ROMA - Il presidente del Consiglio Giorgia Meloni, i ministri Carlo Nordio e Matteo Piantedosi e il sottosegretario Alfredo Mantovano sono indagati per il caso Almasri. Ad annunciarlo è stata la stessa premier in un video pubblicato sui social.
“La notizia di oggi è questa: il procuratore della Repubblica Francesco Lo Voi, lo stesso del fallimentare processo a Matteo Salvini per sequestro di persona, mi ha appena inviato un avviso di garanzia per i reati di favoreggiamento e peculato in relazione alla vicenda del rimpatrio del cittadino libico Almasri”, scrive Meloni.
Secondo la premier, l’avviso di garanzia sarebbe stato emesso a seguito di una denuncia presentata dall’avvocato Luigi Li Gotti, ex politico di sinistra molto vicino a Romano Prodi, conosciuto per aver difeso pentiti di mafia del calibro di Buscetta e Brusca.
“Io penso che valga oggi quello che valeva ieri: non sono ricattabile, non mi faccio intimidire”, dichiara Meloni.
Gli atti sono stati inoltrati al Collegio per i reati ministeriali del Tribunale dei Ministri, secondo quanto si legge nella comunicazione di iscrizione nel registro degli indagati.
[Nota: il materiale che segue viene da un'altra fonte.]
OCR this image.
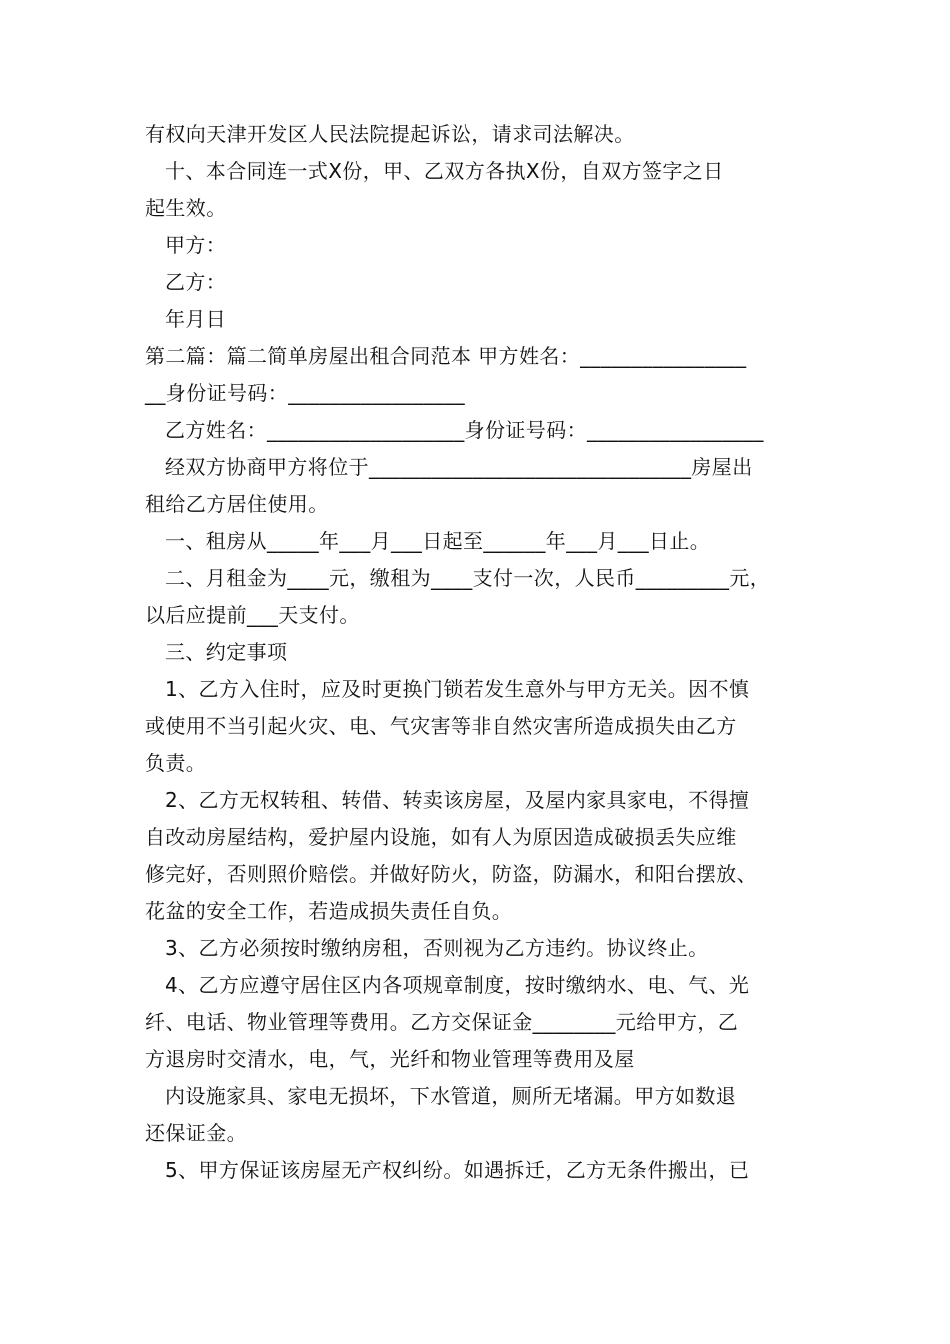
有权向天津开发区人民法院提起诉讼，请求司法解决。
十、本合同连一式Ⅹ份，甲、乙双方各执Ⅹ份，自双方签字之日
起生效。
甲方：
乙方：
年月日
第二篇：篇二简单房屋出租合同范本 甲方姓名：________________
__身份证号码：_________________
乙方姓名：___________________身份证号码：_________________
经双方协商甲方将位于_______________________________房屋出
租给乙方居住使用。
一、租房从_____年___月___日起至______年___月___日止。
二、月租金为____元，缴租为____支付一次，人民币_________元，
以后应提前___天支付。
三、约定事项
1、乙方入住时，应及时更换门锁若发生意外与甲方无关。因不慎
或使用不当引起火灾、电、气灾害等非自然灾害所造成损失由乙方
负责。
2、乙方无权转租、转借、转卖该房屋，及屋内家具家电，不得擅
自改动房屋结构，爱护屋内设施，如有人为原因造成破损丢失应维
修完好，否则照价赔偿。并做好防火，防盗，防漏水，和阳台摆放、
花盆的安全工作，若造成损失责任自负。
3、乙方必须按时缴纳房租，否则视为乙方违约。协议终止。
4、乙方应遵守居住区内各项规章制度，按时缴纳水、电、气、光
纤、电话、物业管理等费用。乙方交保证金________元给甲方，乙
方退房时交清水，电，气，光纤和物业管理等费用及屋
内设施家具、家电无损坏，下水管道，厕所无堵漏。甲方如数退
还保证金。
5、甲方保证该房屋无产权纠纷。如遇拆迁，乙方无条件搬出，已
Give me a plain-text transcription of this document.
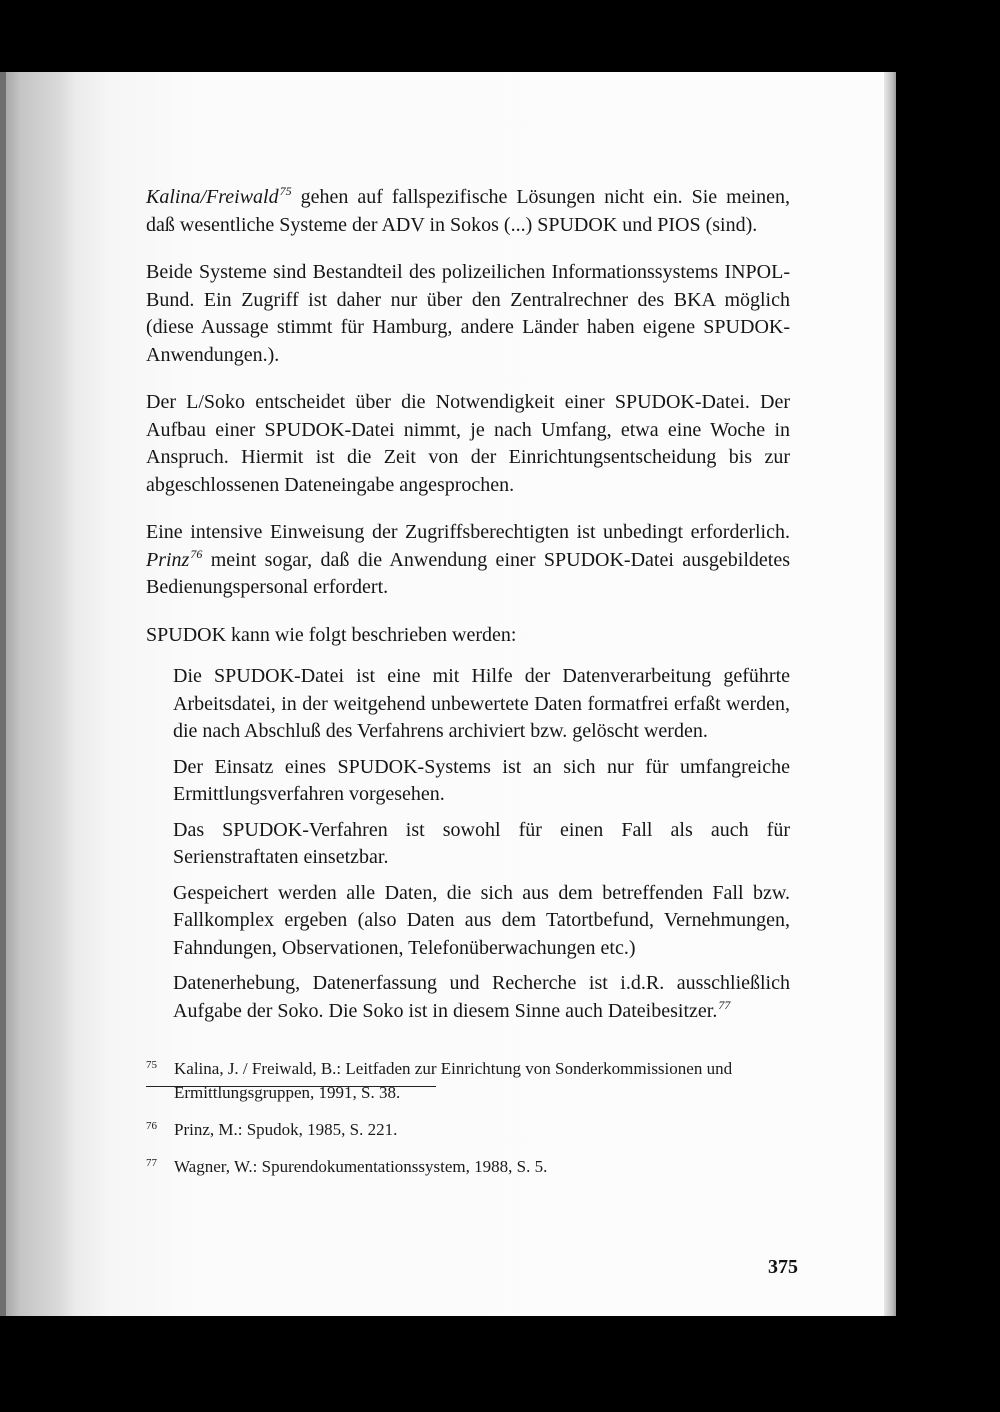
Kalina/Freiwald$^{75}$ gehen auf fallspezifische Lösungen nicht ein. Sie meinen, daß wesentliche Systeme der ADV in Sokos (...) SPUDOK und PIOS (sind).

Beide Systeme sind Bestandteil des polizeilichen Informationssystems INPOL-Bund. Ein Zugriff ist daher nur über den Zentralrechner des BKA möglich (diese Aussage stimmt für Hamburg, andere Länder haben eigene SPUDOK-Anwendungen.).

Der L/Soko entscheidet über die Notwendigkeit einer SPUDOK-Datei. Der Aufbau einer SPUDOK-Datei nimmt, je nach Umfang, etwa eine Woche in Anspruch. Hiermit ist die Zeit von der Einrichtungsentscheidung bis zur abgeschlossenen Dateneingabe angesprochen.

Eine intensive Einweisung der Zugriffsberechtigten ist unbedingt erforderlich. Prinz$^{76}$ meint sogar, daß die Anwendung einer SPUDOK-Datei ausgebildetes Bedienungspersonal erfordert.

SPUDOK kann wie folgt beschrieben werden:

Die SPUDOK-Datei ist eine mit Hilfe der Datenverarbeitung geführte Arbeitsdatei, in der weitgehend unbewertete Daten formatfrei erfaßt werden, die nach Abschluß des Verfahrens archiviert bzw. gelöscht werden.
Der Einsatz eines SPUDOK-Systems ist an sich nur für umfangreiche Ermittlungsverfahren vorgesehen.
Das SPUDOK-Verfahren ist sowohl für einen Fall als auch für Serienstraftaten einsetzbar.
Gespeichert werden alle Daten, die sich aus dem betreffenden Fall bzw. Fallkomplex ergeben (also Daten aus dem Tatortbefund, Vernehmungen, Fahndungen, Observationen, Telefonüberwachungen etc.)
Datenerhebung, Datenerfassung und Recherche ist i.d.R. ausschließlich Aufgabe der Soko. Die Soko ist in diesem Sinne auch Dateibesitzer.$^{77}$
75 Kalina, J. / Freiwald, B.: Leitfaden zur Einrichtung von Sonderkommissionen und Ermittlungsgruppen, 1991, S. 38.
76 Prinz, M.: Spudok, 1985, S. 221.
77 Wagner, W.: Spurendokumentationssystem, 1988, S. 5.
375
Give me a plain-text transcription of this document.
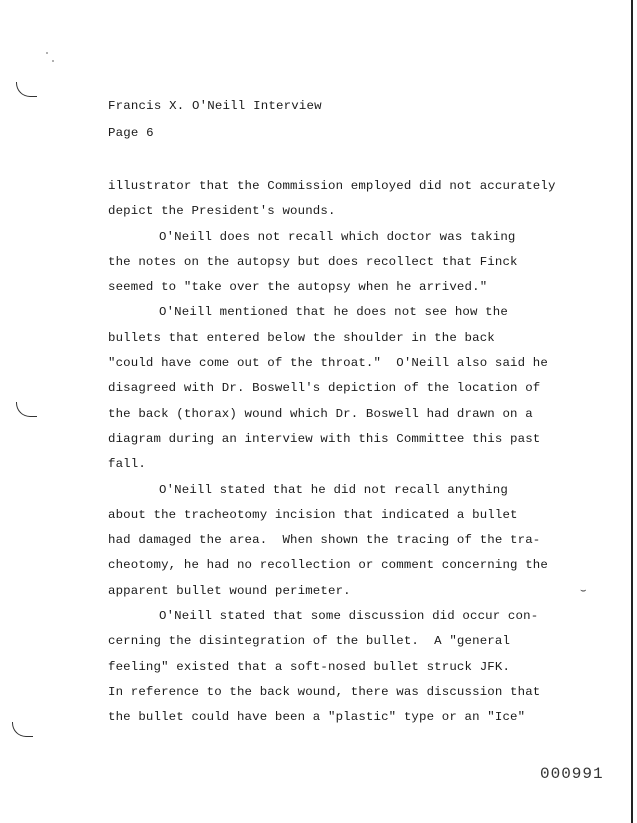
Francis X. O'Neill Interview
Page 6
illustrator that the Commission employed did not accurately
depict the President's wounds.
O'Neill does not recall which doctor was taking
the notes on the autopsy but does recollect that Finck
seemed to "take over the autopsy when he arrived."
O'Neill mentioned that he does not see how the
bullets that entered below the shoulder in the back
"could have come out of the throat."  O'Neill also said he
disagreed with Dr. Boswell's depiction of the location of
the back (thorax) wound which Dr. Boswell had drawn on a
diagram during an interview with this Committee this past
fall.
O'Neill stated that he did not recall anything
about the tracheotomy incision that indicated a bullet
had damaged the area.  When shown the tracing of the tra-
cheotomy, he had no recollection or comment concerning the
apparent bullet wound perimeter.
O'Neill stated that some discussion did occur con-
cerning the disintegration of the bullet.  A "general
feeling" existed that a soft-nosed bullet struck JFK.
In reference to the back wound, there was discussion that
the bullet could have been a "plastic" type or an "Ice"
⌣
000991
A spiegare all’Adnkronos le ragioni della denuncia è lo stesso Li Gotti, che ha presentato l’esposto alla procura di Roma. “Adesso su questa vicenda mi aspetto chiarezza, quello che non c’è stato finora. Nel mio esposto ho ipotizzato i reati di favoreggiamento e peculato, ma ora sarà la magistratura a indagare e fare accertamenti”, dice il legale.
Il governo fa quadrato attorno alla presidente del Consiglio, a partire da Matteo Salvini, reduce vincente dal processo Open Arms. “Vergogna, vergogna, vergogna. Lo stesso procuratore che mi accusò a Palermo ora ci riprova a Roma con il governo di centrodestra. Riforma della giustizia, subito!”, scrive sui social.
Toni più pacati dal ministro degli Esteri e vicepremier Antonio Tajani, che difende “la separazione dei poteri e condanno scelte che suonano come una ripicca per la riforma della giustizia”, scrive su X.
Anche il ministro dell’Istruzione e del Merito Giuseppe Valditara, esprimendo solidarietá ai colleghi, ritiene urgente “ristabilire una netta separazione dei poteri. La difesa della sicurezza nazionale attiene alle scelte sovrane del governo della repubblica”.
Di un “tempismo sospetto” parla il ministro della Cultura, Alessandro Giuli, che ritiene che il provvedimento sollevi “molte perplessità, non soltanto per il suo tempismo, ma anche per le implicazioni che ne derivano sul piano istituzionale”.